Dopo che i sindacati avevano indetto lo sciopero generale per il 15 giugno
Riaperta la trattativa per il rinnovo del contratto dei lavoratori agricoli
Era tutto pronto per lo sciopero del 15 giugno. Dopo 5 mesi di trattativa non si vedevano sbocchi per il rinnovo del contratto nazionale dei lavoratori agricoli e florovivaisti scaduto a dicembre 2017. Le organizzazioni sindacali di categoria Flai-Cgil, Fai-Cisl e Uila avevano deciso una giornata di mobilitazione generale con manifestazioni e presidi in tutta Italia, ma proprio in extremis hanno ricevuto dalle controparti Confagricoltura, Coldiretti e Cia la proposta di riaprire le trattative per cui lo sciopero è stato sospeso, in attesa dell'esito del prossimo incontro tra le parti convocato per il 19 giugno.
Il settore agricolo e florovivaistico impegna oltre un milione di lavortori e rappresenta un comparto in espansione ma, nonostante le misere condizioni salariali e gli scarsi diritti dei lavoratori, le associazioni padronali hanno respinto qualsiasi richiesta sindacale. Tra queste l'aumento medio del 4% del salario in due anni, la regolamentazione e il controllo delle aziende plurilocalizzate, il freno alla esternalizzazione della manodopera alle cosidette “cooperative senza terra” che da Nord a Sud del Paese reperiscono braccianti a basso costo per le grandi aziende agricole.
Un settore dove dilaga lo sfruttamento e il lavoro nero e che i padroni vorrebbero ancor più di oggi libero da qualsiasi regola. I mostruosi avvenimenti che ogni giorno salgono agli “onori” delle cronache ce lo confermano, come l'uccisione del sindacalista originario del Mali Soumaila Sacko avvenuta in Calabria. Nel comparto agricolo lo sfruttamento di tipo schiavistico è all'ordine del giorno, con italiani e stranieri pagati 2-3 euro l'ora e migliaia di migranti costretti a vivere in ghetti e baraccopoli in condizioni disumane e senza alcun diritto.
Ma tutto questo non basta e i padroni vorrebbero estendere queste condizioni da fame anche nei contratti di lavoro legali. La stessa rottura delle trattative si è consumata sulla richiesta da parte delle organizzazioni padronali dell'eliminazione di qualsiasi vincolo e limite dell'orario di lavoro e l'istituzione di un salario minimo a livello nazionale.

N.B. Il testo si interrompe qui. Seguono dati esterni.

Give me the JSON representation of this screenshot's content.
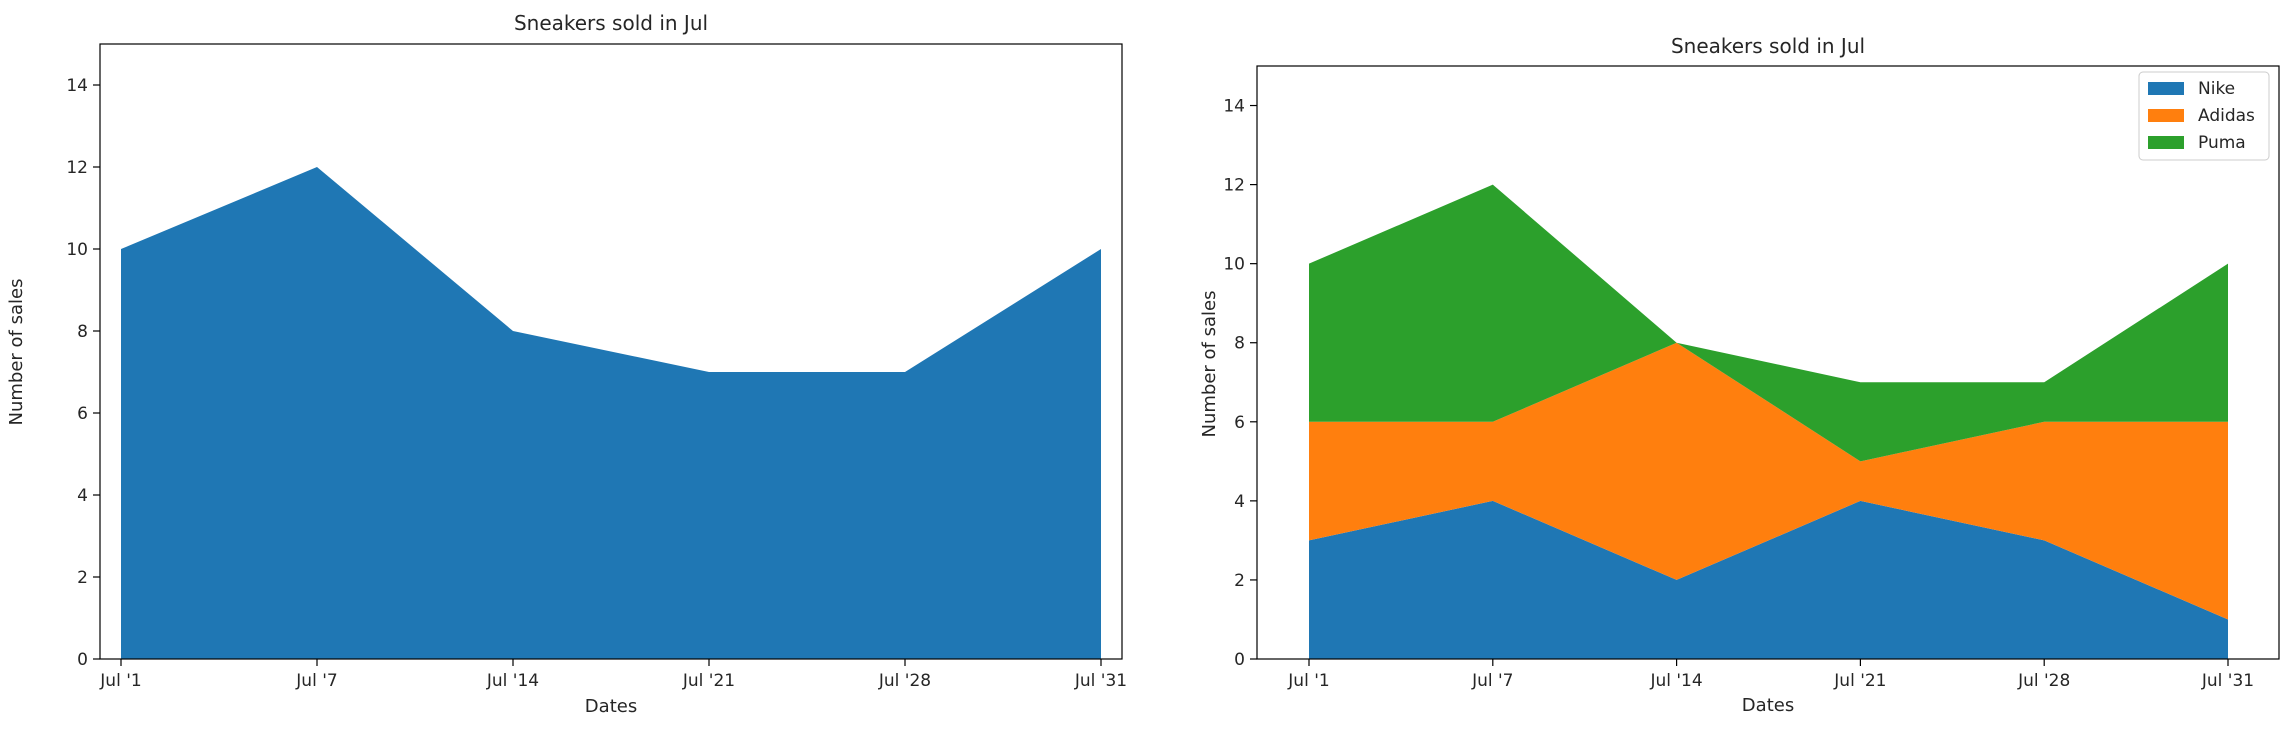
{
  "chart_data": [
    {
      "type": "area",
      "title": "Sneakers sold in Jul",
      "xlabel": "Dates",
      "ylabel": "Number of sales",
      "categories": [
        "Jul '1",
        "Jul '7",
        "Jul '14",
        "Jul '21",
        "Jul '28",
        "Jul '31"
      ],
      "ylim": [
        0,
        15
      ],
      "yticks": [
        0,
        2,
        4,
        6,
        8,
        10,
        12,
        14
      ],
      "grid": false,
      "series": [
        {
          "values": [
            10,
            12,
            8,
            7,
            7,
            10
          ],
          "color": "#1f77b4"
        }
      ]
    },
    {
      "type": "area",
      "stacked": true,
      "title": "Sneakers sold in Jul",
      "xlabel": "Dates",
      "ylabel": "Number of sales",
      "categories": [
        "Jul '1",
        "Jul '7",
        "Jul '14",
        "Jul '21",
        "Jul '28",
        "Jul '31"
      ],
      "ylim": [
        0,
        15
      ],
      "yticks": [
        0,
        2,
        4,
        6,
        8,
        10,
        12,
        14
      ],
      "grid": false,
      "legend": "top-right",
      "series": [
        {
          "name": "Nike",
          "values": [
            3,
            4,
            2,
            4,
            3,
            1
          ],
          "color": "#1f77b4"
        },
        {
          "name": "Adidas",
          "values": [
            3,
            2,
            6,
            1,
            3,
            5
          ],
          "color": "#ff7f0e"
        },
        {
          "name": "Puma",
          "values": [
            4,
            6,
            0,
            2,
            1,
            4
          ],
          "color": "#2ca02c"
        }
      ]
    }
  ]
}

Quest'ultima richiesta, ben lungi dall'essere una garanzia, non tiene conto della struttura retributiva esistente nel settore e affida la titolarità della definizione dei salari alla contrattazione provinciale eludendo quella nazionale.
Ma la cosa forse più grave è che le richieste sindacali in piattaforma sulla legge 199 del 2016 contro lo sfruttamento e il caporalato si sono scontrate con la totale chiusura delle associazioni padronali ad impegnarsi nell’attivazione delle sezioni territoriali della rete del lavoro agricolo di qualità. I sindacati si dicono “fortemente preoccupati rispetto alla chiusura nei confronti di una legge che è stata da tutti accolta come un importante passo avanti nella lotta contro lo sfruttamento e il lavoro illegale in agricoltura”. Preoccupazione che aumenta in vista dell’avvicinarsi delle campagne di raccolta.
Sulla stessa lunghezza d'onda dei padroni, e non poteva essere altrimenti, si è sintonizzato il fascioleghista ministro dell'Interno Salvini, che alcuni giorni fa ha dichiarato: “la legge sul caporalato invece di semplificare complica”. Gli ha replicato la segretaria della Flai -Cgil, Ivana Galli, che si è detta stupita (?) dalle affermazioni di Salvini di voler abrogare una legge che “persegue chi vuole sfruttare il lavoro delle persone, fare guadagni approfittando del bisogno e del ricatto”.